Het hof heeft er kennis van genomen dat [appellante] van oordeel is dat verkoop van de certificaten niet aan de orde kan zijn, maar dat hoeft het hof niet ervan te weerhouden onderstaande aanpak te beproeven (ook al is instemming vervolgens van [appellante] in beginsel evenzeer noodzakelijk).
11.4.
Om uit de impasse te geraken, legt het hof aan [belanghebbende 1] en [belanghebbende 2] thans de volgende keuzes voor:
akkoord gaan met het voorstel van de deskundige om de certificaten te waarderen en te verkopen (zie ook hiervoor onder 11.2.2) of
de financiële stukken die nodig zijn om de aandelen in [belanghebbende 2] te kunnen waarderen, aan te leveren.
[belanghebbende 1] en [belanghebbende 2] dienen binnen twee na weken na de datum van deze beschikking de deskundige, [appellante] en het hof te berichten voor welke optie zij kiezen, naast een reactie (desgewenst) op de door de deskundige voorgestelde herformulering van de te beantwoorden vragen. Indien zij kiezen voor optie B, dan dienen zij binnen twee weken na de datum van deze beschikking ook de benodigde financiële stukken met betrekking tot [belanghebbende 2] (waaronder in ieder geval de jaarstukken over 2021 tot en met 2023) aan de deskundige en [appellante] (c.c. het hof) ter beschikking te stellen (dan wel toe te zeggen dat deze binnen afzienbare en nader te duiden tijd ter beschikking zullen worden gesteld).
11.5.
Bij gebreke aan hetzij instemming met het voorstel van de deskundige (A), hetzij informatieverstrekking (B) zal het hof niet anders kunnen concluderen - zoals de deskundige al heeft gedaan - dan dat [belanghebbende 1] en [belanghebbende 2] in strijd met het bepaalde in de wet geen enkele medewerking verlenen aan het deskundigenonderzoek ter vaststelling van een verantwoorde verkoopwijze van de aandelen van [belanghebbende 2] .
Dit terwijl dit onderzoek juist is opgedragen mede en vooral in het belang van [belanghebbende 1] als beslagene.

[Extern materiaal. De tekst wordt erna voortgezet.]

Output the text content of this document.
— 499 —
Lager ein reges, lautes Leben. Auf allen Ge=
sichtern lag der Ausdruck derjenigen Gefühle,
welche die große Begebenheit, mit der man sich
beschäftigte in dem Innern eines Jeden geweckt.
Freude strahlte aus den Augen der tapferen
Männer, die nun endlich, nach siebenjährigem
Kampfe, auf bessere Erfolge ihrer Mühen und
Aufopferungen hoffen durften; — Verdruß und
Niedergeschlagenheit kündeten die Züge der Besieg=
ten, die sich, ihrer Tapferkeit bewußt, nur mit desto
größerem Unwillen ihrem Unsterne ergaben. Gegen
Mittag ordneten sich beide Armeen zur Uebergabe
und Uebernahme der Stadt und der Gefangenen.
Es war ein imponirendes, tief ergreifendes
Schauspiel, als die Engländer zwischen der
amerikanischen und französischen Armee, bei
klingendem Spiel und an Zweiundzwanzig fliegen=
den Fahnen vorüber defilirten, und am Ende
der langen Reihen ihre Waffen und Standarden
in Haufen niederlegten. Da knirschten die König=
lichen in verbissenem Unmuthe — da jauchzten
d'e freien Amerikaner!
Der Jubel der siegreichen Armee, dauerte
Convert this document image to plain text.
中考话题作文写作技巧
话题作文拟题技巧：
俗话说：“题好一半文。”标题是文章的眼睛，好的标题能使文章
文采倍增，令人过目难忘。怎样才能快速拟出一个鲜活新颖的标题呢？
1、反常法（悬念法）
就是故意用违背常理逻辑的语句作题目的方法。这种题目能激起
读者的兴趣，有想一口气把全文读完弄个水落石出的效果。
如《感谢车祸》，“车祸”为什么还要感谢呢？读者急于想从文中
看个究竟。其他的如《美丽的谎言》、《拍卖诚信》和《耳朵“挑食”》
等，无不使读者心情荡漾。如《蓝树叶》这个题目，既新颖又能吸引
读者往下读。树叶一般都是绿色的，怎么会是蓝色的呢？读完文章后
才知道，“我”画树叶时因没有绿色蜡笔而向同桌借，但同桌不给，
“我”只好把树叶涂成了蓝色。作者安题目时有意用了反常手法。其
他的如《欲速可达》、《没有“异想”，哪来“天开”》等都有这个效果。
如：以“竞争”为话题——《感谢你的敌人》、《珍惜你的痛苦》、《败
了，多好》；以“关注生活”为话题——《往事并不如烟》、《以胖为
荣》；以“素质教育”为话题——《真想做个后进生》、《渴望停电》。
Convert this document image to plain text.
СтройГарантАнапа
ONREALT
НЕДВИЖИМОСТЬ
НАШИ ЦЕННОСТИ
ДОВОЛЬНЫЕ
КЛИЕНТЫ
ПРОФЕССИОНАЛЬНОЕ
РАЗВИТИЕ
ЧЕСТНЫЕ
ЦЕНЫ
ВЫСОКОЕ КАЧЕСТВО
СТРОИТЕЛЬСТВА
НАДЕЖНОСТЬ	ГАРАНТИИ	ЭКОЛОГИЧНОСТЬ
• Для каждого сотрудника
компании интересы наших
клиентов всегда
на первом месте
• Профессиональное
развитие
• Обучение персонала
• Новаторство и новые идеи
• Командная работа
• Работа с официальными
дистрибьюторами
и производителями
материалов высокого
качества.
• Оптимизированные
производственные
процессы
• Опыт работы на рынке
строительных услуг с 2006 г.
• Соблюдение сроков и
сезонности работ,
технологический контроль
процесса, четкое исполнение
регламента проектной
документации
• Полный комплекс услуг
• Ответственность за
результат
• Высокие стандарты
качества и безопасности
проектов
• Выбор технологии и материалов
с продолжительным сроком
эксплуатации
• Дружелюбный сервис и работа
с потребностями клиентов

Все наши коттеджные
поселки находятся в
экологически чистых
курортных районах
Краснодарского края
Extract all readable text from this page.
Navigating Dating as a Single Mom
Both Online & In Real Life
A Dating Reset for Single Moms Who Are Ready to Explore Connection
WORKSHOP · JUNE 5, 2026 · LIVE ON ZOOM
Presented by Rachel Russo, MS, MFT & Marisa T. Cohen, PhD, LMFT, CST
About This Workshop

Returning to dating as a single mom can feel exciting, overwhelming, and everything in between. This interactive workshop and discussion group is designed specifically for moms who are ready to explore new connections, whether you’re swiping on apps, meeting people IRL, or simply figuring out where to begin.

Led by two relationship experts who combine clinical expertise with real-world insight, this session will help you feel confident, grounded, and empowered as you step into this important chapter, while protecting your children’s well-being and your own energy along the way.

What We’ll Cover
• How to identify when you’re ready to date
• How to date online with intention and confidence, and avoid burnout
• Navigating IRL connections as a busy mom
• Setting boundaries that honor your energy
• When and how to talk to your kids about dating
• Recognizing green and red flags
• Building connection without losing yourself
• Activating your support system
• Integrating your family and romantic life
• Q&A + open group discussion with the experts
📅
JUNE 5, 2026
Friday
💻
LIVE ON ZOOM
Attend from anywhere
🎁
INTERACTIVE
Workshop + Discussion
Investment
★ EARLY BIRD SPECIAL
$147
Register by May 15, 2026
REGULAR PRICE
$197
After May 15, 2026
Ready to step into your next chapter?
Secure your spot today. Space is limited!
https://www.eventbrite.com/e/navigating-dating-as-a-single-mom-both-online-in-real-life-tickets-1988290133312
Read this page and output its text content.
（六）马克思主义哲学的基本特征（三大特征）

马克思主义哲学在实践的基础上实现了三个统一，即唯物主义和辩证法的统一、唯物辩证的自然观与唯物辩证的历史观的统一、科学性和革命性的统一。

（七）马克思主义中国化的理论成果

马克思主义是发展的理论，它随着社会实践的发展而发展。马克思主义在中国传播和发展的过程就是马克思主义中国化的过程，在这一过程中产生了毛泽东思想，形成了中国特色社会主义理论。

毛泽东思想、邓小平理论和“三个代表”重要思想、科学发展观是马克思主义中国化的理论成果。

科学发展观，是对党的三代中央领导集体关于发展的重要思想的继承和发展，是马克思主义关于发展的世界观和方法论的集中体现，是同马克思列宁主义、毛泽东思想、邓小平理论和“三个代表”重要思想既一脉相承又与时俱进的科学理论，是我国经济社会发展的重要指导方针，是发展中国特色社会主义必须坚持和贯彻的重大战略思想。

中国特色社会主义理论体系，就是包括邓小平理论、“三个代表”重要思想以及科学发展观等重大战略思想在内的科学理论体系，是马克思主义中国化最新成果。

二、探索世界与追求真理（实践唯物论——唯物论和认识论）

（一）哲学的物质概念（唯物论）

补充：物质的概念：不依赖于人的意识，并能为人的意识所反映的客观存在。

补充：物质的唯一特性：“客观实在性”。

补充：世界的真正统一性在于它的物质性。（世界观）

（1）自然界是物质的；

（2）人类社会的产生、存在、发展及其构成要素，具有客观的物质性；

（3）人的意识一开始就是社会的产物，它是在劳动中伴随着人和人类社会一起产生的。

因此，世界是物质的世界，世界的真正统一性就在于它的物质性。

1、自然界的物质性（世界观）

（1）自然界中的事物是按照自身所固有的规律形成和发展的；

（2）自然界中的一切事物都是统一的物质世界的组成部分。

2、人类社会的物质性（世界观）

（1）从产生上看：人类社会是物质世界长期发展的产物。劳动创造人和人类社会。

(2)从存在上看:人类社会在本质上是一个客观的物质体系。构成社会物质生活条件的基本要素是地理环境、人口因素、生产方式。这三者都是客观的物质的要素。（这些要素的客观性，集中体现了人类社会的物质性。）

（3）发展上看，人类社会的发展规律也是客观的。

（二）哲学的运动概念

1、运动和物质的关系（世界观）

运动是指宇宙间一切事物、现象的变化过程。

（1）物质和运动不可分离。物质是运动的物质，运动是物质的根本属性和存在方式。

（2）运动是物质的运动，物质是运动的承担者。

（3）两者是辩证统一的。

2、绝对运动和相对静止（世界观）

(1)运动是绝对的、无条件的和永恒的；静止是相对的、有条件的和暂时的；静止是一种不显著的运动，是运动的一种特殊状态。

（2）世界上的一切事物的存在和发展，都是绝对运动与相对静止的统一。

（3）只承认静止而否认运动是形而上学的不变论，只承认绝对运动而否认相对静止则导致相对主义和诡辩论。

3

Indien instemming dan wel informatieverstrekking als beschreven uitblijft dan zal het hof op het verzoek van [appellante] tot verkoop van de aandelen in [belanghebbende 2] de beslissing nemen die het hof alsdan geraden acht. Het hof wijst [belanghebbende 1] en [belanghebbende 2] op het bepaalde in art. 198 lid 3 Rv. (v.a. 1 januari 2025 artikel 190 lid 3 Rv.): “Partijen zijn verplicht mee te werken aan een onderzoek door deskundigen. Wordt aan deze verplichting niet voldaan, dan kan de rechter daaruit de gevolgtrekking maken die hij geraden acht.”
11.6.
Iedere verdere beslissing zal worden aangehouden.

12.De beslissing

Het hof:
stelt [belanghebbende 1] en [belanghebbende 2] in de gelegenheid zich
uiterlijk 13 maart 2025schriftelijk uit te laten als bedoeld in r.o. 11.4;
houdt iedere verdere beslissing aan.
Deze beschikking is gegeven door mrs. R.R.M. de Moor, J.W. van Rijkom en T. van der Valk en is in het openbaar uitgesproken op 27 februari 2025.